Since I use the automounter for everything I figured this would be pretty simple. As it turns out it actually is. The syntax works with Mac, Solaris and Linux as is documented to a greater or lesser extent in each system’s AutoFS manpages. The only potential stumbling block was getting it to work with LDAP but ended up being just as simple as you might hope.
The syntax to have the automounter mount a subdirectory of a configured mount is as follows, in auto.home for instance:
* / files:/export/home/& /Library files:/export/library/&
So for all x /home/x will be mounted from fileserver:/export/home/x and /home/x/Library will be mounted from fileserver:/export/library/x.
On Linux I found I didn’t need the initial / by itself but both Mac and Solaris didn’t work without it.
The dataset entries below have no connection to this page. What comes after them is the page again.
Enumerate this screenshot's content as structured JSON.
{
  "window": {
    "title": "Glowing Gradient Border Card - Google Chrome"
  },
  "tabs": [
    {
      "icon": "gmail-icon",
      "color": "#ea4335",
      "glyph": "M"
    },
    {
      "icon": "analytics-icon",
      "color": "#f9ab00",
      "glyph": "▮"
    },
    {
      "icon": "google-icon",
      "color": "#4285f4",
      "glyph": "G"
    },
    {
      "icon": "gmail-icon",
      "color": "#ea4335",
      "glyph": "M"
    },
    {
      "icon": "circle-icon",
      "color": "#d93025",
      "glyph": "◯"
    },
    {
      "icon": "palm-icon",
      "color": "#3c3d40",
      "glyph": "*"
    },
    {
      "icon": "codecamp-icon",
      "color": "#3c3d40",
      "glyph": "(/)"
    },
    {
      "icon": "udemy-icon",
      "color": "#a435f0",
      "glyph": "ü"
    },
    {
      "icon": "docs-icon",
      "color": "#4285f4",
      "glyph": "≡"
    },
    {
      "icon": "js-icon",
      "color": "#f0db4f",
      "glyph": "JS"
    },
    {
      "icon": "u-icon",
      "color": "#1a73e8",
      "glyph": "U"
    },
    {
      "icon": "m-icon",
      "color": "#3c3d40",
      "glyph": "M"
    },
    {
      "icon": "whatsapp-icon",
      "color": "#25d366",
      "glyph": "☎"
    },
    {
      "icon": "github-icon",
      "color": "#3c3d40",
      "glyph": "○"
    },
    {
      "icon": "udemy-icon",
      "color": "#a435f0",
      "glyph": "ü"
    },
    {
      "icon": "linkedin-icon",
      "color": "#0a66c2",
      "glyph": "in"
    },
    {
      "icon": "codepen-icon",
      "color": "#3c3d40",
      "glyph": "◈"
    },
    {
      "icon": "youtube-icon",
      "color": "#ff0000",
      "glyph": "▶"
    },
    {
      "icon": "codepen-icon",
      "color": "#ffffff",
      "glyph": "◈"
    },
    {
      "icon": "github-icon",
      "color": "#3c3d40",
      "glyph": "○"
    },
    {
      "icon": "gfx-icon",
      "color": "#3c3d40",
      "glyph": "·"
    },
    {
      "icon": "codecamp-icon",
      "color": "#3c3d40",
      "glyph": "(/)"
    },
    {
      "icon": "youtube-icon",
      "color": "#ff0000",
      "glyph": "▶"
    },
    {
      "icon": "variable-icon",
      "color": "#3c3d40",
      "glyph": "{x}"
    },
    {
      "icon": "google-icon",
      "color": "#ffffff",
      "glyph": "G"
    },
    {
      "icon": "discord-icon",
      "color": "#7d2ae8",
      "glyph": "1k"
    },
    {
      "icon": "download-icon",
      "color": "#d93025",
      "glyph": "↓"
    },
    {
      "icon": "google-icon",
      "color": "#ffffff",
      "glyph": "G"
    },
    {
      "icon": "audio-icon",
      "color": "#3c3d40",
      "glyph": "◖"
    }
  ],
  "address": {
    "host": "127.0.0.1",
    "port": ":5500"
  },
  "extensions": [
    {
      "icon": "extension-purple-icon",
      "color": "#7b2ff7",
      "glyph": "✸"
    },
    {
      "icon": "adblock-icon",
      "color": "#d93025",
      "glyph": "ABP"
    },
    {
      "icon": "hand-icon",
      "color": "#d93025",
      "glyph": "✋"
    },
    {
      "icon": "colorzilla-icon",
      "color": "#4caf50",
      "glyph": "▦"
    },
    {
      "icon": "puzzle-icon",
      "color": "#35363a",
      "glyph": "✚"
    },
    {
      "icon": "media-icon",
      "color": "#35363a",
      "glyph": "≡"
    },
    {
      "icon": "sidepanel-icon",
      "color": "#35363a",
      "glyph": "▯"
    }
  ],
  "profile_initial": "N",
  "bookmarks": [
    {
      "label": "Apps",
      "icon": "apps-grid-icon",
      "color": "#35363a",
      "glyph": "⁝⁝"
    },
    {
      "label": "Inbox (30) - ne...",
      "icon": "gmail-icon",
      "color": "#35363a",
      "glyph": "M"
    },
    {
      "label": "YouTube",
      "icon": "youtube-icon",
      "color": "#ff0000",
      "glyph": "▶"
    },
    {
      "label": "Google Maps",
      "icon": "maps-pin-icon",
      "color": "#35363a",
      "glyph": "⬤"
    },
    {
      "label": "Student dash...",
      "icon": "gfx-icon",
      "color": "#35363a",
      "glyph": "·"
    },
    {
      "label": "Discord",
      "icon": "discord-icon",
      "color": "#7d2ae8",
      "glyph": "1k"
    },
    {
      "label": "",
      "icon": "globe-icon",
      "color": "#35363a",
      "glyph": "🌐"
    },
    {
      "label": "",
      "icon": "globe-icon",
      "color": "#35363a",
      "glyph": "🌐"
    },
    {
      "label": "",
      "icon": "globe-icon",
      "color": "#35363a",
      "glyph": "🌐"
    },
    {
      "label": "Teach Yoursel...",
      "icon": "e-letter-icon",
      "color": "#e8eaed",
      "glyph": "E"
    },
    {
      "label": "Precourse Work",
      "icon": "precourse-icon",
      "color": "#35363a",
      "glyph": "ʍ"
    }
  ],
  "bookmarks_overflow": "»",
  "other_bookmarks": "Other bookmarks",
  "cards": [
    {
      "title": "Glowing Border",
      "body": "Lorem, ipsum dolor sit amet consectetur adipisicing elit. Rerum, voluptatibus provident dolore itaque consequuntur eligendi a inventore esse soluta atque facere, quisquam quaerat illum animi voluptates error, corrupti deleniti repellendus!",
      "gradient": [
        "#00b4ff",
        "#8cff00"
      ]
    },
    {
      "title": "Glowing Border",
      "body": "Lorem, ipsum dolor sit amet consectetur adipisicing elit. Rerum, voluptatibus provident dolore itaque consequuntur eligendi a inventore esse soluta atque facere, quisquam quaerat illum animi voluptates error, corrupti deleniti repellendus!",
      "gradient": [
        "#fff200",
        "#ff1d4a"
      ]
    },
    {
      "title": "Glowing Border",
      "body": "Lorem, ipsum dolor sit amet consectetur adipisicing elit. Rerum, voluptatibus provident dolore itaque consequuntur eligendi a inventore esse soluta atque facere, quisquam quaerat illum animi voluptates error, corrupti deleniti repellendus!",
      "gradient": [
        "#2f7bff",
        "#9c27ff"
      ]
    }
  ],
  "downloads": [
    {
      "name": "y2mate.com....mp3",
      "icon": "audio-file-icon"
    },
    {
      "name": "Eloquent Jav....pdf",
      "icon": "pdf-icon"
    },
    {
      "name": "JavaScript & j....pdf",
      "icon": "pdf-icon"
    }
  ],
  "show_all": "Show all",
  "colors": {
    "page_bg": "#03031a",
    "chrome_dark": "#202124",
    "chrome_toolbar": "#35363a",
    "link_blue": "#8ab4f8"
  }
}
Another gotcha was that the Library directory had to actually exist in the original directory for it to be mounted from the specified location. In other words it wasn’t sufficient to export /export/home/iain and /export/library/iain from my file server. I also needed to create /export/home/iain/Library for it to be mounted.
In LDAP speak my auto.home became:
dn: cn=/,ou=auto.home,ou=mounts,dc=iain,dc=cx
objectClass: automount
cn: /
automountInformation: -fstype=nfs,tcp,rw,intr / files:/export/home/&
/Library files:/export/library/&
To automount more subdirectories it suffices to add more bits to the automount entry.
dn: cn=/,ou=auto.home,ou=mounts,dc=iain,dc=cx
objectClass: automount
cn: /
automountInformation: -fstype=nfs,tcp,rw,intr / files:/export/home/&
/Library files:/export/library/& /Documents files:/export/documents/&
And by redirecting my Windows shell folders to point to these filesystems in their CIFS form I can share them between operating systems.